Зима не стала спокойной порой для ватаги. Ибо Дурной решил, что казаки всенепременно должны поразить дауров по завершению зимы.
— Надо показать им, что русские многое умеют и знают! — убеждал всех толмач. — Что мы богатые и щедрые. Что с нами можно торговать и дружить!
Казаки хмурились, но унять Дурнова не было сил. Он и сам пример подал. Еще осенью Сашко удумал заплечные корзины с ремнями. А теперь принялся шить такие же сумки из кожи. Благо, наохотили ватажники столько зверья, что девать шкуры некуда было. Одно дело, волк или медведь, а куда девать свиней, косуль да кабарог?
Глядя на неразумного, Старик тоже принялся резать из дерева ложки, чашки, свистульки — липы-то насушили в изобилии. Глядя на это, загорелся и Тютя.
— Седло сделаю! –рубанул он ладонью. — Аки у турков, тут такого и не видывали.
Седло он делал долго, извел кучу дерева, кожи, войлока. Ковали пришли к нему на выручку и сделали стремена и пряжки. Пряжек они наковали в избытке, так что теперь поясами теперь вся ватага могла обмотаться.
Рыта всё то время чесал коноплю. Сучил нитку, сматывал вервие, в чем ему активно помогали братья-дючеры.
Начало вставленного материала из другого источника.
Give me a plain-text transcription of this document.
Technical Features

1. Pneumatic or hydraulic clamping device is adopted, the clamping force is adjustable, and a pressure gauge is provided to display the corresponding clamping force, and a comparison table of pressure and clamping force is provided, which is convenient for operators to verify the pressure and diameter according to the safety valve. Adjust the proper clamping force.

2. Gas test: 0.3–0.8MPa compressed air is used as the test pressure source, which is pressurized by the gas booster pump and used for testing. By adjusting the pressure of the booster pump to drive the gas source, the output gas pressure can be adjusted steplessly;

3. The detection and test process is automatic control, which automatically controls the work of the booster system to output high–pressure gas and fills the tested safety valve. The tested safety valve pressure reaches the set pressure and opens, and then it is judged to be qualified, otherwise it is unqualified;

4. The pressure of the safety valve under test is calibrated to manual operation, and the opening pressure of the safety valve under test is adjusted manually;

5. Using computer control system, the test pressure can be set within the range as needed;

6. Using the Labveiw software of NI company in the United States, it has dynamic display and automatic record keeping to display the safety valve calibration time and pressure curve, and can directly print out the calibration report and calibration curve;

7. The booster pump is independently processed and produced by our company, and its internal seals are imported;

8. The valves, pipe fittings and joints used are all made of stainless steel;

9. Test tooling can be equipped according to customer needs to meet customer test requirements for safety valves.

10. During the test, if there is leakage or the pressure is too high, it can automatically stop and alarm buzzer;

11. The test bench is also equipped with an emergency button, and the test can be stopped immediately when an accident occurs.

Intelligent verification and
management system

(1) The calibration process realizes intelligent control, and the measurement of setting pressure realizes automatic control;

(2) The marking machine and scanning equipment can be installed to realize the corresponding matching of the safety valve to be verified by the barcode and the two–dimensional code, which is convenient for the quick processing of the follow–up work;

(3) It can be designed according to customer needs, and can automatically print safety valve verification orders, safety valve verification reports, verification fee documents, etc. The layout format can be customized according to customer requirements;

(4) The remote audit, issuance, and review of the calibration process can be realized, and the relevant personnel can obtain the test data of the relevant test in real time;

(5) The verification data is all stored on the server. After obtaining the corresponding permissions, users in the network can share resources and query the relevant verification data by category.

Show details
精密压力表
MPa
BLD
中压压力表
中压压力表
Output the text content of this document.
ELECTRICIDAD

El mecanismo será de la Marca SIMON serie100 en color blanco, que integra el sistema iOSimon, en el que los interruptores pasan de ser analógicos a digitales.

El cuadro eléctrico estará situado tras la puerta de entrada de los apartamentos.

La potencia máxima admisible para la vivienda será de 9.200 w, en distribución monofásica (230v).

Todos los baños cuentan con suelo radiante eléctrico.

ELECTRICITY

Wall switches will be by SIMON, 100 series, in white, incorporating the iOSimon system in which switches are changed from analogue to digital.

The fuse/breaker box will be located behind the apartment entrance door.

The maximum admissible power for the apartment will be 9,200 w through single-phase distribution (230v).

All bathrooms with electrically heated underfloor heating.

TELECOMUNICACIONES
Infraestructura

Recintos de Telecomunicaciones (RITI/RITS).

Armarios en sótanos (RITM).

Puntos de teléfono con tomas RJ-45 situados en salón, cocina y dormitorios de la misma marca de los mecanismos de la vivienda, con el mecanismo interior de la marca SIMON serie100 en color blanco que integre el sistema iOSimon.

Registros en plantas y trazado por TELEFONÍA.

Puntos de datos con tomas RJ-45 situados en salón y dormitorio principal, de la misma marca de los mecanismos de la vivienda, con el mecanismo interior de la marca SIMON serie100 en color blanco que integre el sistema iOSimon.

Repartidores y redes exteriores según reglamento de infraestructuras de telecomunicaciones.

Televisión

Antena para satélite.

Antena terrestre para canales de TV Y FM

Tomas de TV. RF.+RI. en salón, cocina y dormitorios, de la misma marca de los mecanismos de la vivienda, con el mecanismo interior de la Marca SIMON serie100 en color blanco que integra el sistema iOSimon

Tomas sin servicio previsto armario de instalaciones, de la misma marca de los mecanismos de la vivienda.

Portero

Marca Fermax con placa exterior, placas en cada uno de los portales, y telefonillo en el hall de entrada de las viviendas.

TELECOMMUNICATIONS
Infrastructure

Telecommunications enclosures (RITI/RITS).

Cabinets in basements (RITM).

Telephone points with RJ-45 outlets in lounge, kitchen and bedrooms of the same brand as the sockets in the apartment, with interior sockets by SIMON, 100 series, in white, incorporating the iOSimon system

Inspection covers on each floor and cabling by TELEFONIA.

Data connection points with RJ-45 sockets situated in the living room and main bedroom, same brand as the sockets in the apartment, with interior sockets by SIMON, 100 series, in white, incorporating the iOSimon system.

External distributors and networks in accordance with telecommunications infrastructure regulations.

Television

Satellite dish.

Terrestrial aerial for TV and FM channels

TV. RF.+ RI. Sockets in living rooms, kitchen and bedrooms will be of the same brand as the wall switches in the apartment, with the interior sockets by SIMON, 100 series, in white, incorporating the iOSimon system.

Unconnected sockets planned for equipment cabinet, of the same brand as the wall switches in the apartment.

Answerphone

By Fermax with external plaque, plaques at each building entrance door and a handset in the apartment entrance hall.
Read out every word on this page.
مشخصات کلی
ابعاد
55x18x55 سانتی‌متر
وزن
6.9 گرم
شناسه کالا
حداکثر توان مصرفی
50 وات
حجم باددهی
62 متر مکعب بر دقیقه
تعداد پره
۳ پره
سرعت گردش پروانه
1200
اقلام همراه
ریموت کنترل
И уже потом Мезенец затеял плести из них пояса на дощечках.
— Эх, покрасить бы нить, –вздыхал он. — Такая красота вышла б.
Он смог только наскрести сажи и смешать с костяным клеем — так что узорочье на поясах было черно-белое. Но всё одно — смотрелось неплохо.
Ивашка, хоть, и хмыкал, а тоже присоединился. Собрал весь воск, что по дуплам осенью понаходили — и учинил делать свечи. Причем, ловко смешивал воск с топленым салом — и свечей вышло в избытке. Старик под такое дело трехглавый подсвечник вырезал. Но в башне те свечи жгли редко — берегли для будущего торга и обходились лучинами.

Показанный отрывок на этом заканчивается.